Still, officials said much work remained. “Unacceptably large numbers of families across the country are still at risk of losing homes,” said Mr. Geithner.

8 Responses

  1. Just been denied a loan mod by Chase because my husband is laid off. Why else would we have applied for one? They encouraged us to do so when he was laid off, and now after all of the paperwork and bull, they denied us. Obama mortgages are a lie and the game was created only to make him appear to be more Super Obama. He didn’t get my vote last time, and he will not get it next time. His PR game is only hurting people who are already hurting.

  2. Here’s a little ditty from “Law 360” Securities Law newsletter:

    “J.P. Morgan Agrees to $480M ARS Buyback

    JPMorgan Chase & Co. has reached a settlement that ends a multi-state investigation of claims that the bank concealed the liquidity risks of investing in the doomed auction rate securities market, agreeing to offer full ARS buybacks to the tune of $480 million.”

    I want to know when Wells Fargo, Citigroup Global Markets, Barclays, Bank of America, and the rest of these crooks will follow suit. It’s coming, folks. It’s coming.
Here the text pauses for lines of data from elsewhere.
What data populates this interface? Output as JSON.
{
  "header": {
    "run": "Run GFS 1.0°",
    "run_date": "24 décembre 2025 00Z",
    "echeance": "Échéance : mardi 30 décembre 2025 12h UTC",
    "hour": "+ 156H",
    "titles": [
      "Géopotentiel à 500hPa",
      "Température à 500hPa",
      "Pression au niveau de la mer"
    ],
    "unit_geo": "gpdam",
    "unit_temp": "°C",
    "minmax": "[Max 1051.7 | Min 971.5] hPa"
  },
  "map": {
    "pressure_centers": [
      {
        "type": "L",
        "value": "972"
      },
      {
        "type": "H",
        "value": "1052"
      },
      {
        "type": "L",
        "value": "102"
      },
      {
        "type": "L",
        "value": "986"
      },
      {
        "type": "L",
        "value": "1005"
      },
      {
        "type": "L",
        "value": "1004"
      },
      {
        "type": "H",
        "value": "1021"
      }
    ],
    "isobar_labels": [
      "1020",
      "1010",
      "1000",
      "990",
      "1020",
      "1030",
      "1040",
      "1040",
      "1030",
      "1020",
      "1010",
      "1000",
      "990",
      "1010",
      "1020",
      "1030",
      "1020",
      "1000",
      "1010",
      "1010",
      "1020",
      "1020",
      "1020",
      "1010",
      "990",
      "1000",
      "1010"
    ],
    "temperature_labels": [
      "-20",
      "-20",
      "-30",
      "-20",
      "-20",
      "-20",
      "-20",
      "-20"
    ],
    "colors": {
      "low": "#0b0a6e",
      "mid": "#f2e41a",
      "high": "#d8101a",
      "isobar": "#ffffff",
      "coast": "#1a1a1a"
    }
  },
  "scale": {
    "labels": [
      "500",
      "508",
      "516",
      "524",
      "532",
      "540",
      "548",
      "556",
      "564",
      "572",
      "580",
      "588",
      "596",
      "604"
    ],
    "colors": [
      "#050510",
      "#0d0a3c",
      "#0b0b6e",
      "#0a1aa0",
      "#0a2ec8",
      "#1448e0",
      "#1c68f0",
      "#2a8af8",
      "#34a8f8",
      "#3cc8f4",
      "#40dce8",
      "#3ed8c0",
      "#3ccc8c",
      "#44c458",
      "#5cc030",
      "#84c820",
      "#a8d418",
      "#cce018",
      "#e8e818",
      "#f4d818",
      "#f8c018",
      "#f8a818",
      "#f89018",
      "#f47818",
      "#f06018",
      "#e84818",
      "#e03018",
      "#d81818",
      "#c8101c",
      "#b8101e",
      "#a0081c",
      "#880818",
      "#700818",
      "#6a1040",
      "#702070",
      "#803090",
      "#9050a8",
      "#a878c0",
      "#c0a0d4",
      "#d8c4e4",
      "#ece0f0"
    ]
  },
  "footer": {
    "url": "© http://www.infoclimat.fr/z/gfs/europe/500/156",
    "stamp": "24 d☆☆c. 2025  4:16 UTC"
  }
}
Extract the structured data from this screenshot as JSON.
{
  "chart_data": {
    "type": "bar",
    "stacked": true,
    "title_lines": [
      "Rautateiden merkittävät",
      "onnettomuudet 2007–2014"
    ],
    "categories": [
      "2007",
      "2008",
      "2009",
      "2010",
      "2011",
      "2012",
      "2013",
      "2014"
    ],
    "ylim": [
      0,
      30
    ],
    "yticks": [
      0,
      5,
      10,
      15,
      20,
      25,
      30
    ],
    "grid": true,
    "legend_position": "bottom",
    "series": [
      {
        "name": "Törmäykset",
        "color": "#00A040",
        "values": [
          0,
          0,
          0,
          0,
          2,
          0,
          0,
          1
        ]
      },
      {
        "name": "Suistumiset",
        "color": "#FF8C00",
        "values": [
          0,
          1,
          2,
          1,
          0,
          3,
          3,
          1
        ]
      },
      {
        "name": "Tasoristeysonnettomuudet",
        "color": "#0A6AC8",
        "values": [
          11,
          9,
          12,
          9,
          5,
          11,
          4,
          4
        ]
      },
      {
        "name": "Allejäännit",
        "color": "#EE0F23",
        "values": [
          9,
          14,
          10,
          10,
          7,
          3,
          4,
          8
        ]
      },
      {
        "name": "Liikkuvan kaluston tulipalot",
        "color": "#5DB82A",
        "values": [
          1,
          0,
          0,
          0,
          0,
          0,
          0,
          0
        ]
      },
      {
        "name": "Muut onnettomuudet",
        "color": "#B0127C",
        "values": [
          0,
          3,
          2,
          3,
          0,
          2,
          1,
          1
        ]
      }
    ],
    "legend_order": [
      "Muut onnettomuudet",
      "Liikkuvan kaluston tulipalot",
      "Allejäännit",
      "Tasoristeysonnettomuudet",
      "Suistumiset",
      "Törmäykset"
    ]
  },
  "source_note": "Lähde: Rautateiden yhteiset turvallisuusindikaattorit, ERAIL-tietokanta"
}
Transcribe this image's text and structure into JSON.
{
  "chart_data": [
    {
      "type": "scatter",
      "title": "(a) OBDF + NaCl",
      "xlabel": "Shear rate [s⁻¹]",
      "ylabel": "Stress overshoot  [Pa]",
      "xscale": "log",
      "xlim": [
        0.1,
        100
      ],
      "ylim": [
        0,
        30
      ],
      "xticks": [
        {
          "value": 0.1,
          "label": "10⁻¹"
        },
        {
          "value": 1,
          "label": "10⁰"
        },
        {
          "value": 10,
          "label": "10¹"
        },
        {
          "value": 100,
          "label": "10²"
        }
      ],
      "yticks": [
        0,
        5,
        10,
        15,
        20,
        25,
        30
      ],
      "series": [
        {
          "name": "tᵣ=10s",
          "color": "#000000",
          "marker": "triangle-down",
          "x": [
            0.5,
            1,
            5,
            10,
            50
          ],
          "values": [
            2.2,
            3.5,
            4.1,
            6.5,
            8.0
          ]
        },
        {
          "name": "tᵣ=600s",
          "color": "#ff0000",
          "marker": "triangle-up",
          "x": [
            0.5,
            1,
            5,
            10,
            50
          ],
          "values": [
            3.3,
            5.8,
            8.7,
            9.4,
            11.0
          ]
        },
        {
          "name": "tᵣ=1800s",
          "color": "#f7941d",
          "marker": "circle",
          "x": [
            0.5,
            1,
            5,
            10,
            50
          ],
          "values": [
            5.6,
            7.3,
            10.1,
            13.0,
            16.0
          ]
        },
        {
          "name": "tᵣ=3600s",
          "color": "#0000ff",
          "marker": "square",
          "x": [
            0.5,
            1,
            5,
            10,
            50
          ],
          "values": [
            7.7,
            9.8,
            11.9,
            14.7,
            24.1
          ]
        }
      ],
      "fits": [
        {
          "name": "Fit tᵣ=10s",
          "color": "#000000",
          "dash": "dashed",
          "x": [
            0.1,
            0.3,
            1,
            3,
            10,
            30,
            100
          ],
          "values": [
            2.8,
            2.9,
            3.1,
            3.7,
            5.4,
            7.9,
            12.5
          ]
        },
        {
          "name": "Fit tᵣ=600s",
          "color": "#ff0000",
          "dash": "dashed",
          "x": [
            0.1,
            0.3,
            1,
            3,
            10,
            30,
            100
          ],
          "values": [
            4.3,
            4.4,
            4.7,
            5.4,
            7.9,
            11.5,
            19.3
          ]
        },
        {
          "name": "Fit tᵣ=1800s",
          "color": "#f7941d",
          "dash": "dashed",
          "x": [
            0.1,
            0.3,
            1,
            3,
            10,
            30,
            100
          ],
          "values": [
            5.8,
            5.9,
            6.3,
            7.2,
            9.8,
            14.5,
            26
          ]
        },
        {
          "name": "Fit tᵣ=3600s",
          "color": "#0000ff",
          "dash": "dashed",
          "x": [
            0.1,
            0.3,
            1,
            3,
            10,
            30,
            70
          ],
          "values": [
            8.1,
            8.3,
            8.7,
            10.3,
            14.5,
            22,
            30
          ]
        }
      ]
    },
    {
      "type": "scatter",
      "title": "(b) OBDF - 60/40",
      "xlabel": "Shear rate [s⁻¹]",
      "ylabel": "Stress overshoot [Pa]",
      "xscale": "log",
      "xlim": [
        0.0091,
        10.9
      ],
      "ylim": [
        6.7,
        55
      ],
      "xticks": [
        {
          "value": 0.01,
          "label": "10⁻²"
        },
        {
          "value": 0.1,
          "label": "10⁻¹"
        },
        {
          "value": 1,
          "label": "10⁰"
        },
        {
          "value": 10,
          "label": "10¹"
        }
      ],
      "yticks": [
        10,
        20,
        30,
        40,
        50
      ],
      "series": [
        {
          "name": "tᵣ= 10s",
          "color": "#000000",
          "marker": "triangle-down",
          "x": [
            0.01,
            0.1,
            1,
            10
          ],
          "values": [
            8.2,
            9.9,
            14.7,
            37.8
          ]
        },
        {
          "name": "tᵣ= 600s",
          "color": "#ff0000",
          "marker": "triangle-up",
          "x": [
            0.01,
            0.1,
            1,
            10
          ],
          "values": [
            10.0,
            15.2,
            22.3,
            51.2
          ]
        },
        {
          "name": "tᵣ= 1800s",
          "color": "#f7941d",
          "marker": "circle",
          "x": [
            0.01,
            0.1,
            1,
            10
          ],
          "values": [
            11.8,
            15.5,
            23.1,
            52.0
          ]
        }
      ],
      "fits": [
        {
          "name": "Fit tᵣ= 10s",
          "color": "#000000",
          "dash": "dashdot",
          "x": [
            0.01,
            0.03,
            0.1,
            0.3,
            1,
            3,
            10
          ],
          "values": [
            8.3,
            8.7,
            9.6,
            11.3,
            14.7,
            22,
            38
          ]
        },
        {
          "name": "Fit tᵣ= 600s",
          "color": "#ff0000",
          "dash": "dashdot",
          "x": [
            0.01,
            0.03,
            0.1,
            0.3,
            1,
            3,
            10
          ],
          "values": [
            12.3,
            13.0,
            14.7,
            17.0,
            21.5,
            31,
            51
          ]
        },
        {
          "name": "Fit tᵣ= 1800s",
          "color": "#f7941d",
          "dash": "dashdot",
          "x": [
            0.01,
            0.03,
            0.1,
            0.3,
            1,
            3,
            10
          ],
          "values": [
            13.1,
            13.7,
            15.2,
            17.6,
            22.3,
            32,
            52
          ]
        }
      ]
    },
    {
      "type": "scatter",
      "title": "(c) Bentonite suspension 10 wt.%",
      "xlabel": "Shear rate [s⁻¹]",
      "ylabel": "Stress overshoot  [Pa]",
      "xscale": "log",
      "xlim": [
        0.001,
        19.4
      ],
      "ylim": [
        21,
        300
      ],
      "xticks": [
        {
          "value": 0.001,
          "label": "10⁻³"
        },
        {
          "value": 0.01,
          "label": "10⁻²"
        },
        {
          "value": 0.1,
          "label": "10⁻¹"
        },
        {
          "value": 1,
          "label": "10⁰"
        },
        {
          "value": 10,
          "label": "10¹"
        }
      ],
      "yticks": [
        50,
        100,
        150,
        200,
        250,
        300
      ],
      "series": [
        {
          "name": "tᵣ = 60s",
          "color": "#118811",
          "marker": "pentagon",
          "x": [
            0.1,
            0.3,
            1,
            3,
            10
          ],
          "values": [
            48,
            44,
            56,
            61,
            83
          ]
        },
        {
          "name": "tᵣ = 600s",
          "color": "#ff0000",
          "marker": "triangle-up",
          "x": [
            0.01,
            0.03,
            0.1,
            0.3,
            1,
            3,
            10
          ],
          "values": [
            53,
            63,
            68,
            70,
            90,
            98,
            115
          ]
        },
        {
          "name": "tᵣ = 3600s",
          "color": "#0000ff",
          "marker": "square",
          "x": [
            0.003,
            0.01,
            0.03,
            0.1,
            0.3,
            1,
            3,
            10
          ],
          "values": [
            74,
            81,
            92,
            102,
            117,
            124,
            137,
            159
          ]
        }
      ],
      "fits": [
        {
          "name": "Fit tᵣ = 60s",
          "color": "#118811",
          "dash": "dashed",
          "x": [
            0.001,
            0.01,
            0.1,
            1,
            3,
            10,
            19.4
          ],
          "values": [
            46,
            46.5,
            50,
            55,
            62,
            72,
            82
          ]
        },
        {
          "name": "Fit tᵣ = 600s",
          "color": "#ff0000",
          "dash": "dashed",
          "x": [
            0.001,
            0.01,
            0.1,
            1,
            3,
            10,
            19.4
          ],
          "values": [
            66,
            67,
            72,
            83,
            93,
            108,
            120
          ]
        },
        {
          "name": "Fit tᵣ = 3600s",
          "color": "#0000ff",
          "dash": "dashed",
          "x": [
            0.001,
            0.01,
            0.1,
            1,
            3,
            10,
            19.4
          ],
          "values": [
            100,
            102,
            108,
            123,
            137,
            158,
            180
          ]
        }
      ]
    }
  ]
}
  3. That’s all I want you to do. THINK DIFFERENTLY! Thanks, Deontos

  4. usedkarguy,

    You know I don’t always agree with your posts.
    But you make me THINK DIFFERENT
    sometime. Thank you.

  5. “The Treasury Hails a Milestone???” Little Timmy Geithner, the guy with the unpaid income tax? The Goldman Sachs guy? And how about brother Ben Bernanke? Another Goldman Sachs Alum…These guys should be headed to JAIL! And then the Europeans give OBAMA the Nobel Peace Prize? How did he earn the Peace Prize after 11 days in office (that’s when the balloting closed)?? Did they award it based on his campaign speeches? Certainly not because of any accomplishments–THERE AREN’T ANY ACCOMPLISHMENTS!!!!! I’m telling you, folks, they won’t be happy until we are all standing in unemployment and bread lines!! When the Jokers at Wells Fargo sent me my modification agreement (fix the rate at 8.5% and tack the balance onto a FORTY YEAR MORTGAGE) I just laughed. Then they had the balls to call and said “We’re waiting to get your modification agreement back, did you send it?” I said “Why, no. Why would I? I’m 52 years old. Why would I sign a 40 year mortgage? At 8.5%? Are YOU F_____G GOOFY? ” That’s when the QWR and Demand letters started flying. I’m telling you what I think. Anybody who reads this should STOP PAYING if they have any proof of fraud regarding their mortgage or origination. Now, this is easy for me to say. I have no equity in the house. At the current time, with the underwater amount ($30,000), the plaintiff’s legal bill ($24,000) and the past due payments ($32,000), I am single-handedly trying to send Wells Fargo into receivership!!!! I just can’t figure out why their stock price keeps going up? Just wait until after January 1, 2010. If the banks don’t stop the accounting changes from taking place, BLAMMO! They’re DONE! Yes, the modification is a RUSE! Don’t fall for it! By the way, do not construe this as legal advice.

  6. Andy,

    If you haven’t had a chance yet; Google and read up on what April Charney has done in Florida.

    That might give you some more “points to ponder”.

  7. Buy them off (with a mod, that is).

  8. Mr. Garfield,
    I get the fact that it’s a ruse. To the servicing company, it represents the difference between saving money they think they have on paper, or admitting they have nothing. They will go down fighting, if they don’t win. But I’m in court with a judge who doesn’t think, who doesn’t question the corporate statements, and can’t see through the emperor’s clothes. If I sacrfifice my case against the lender, my house won’t be sold. At what point will it be worthwhile to buy them off? They certainly aren’t going away, even when they know they’re wrong.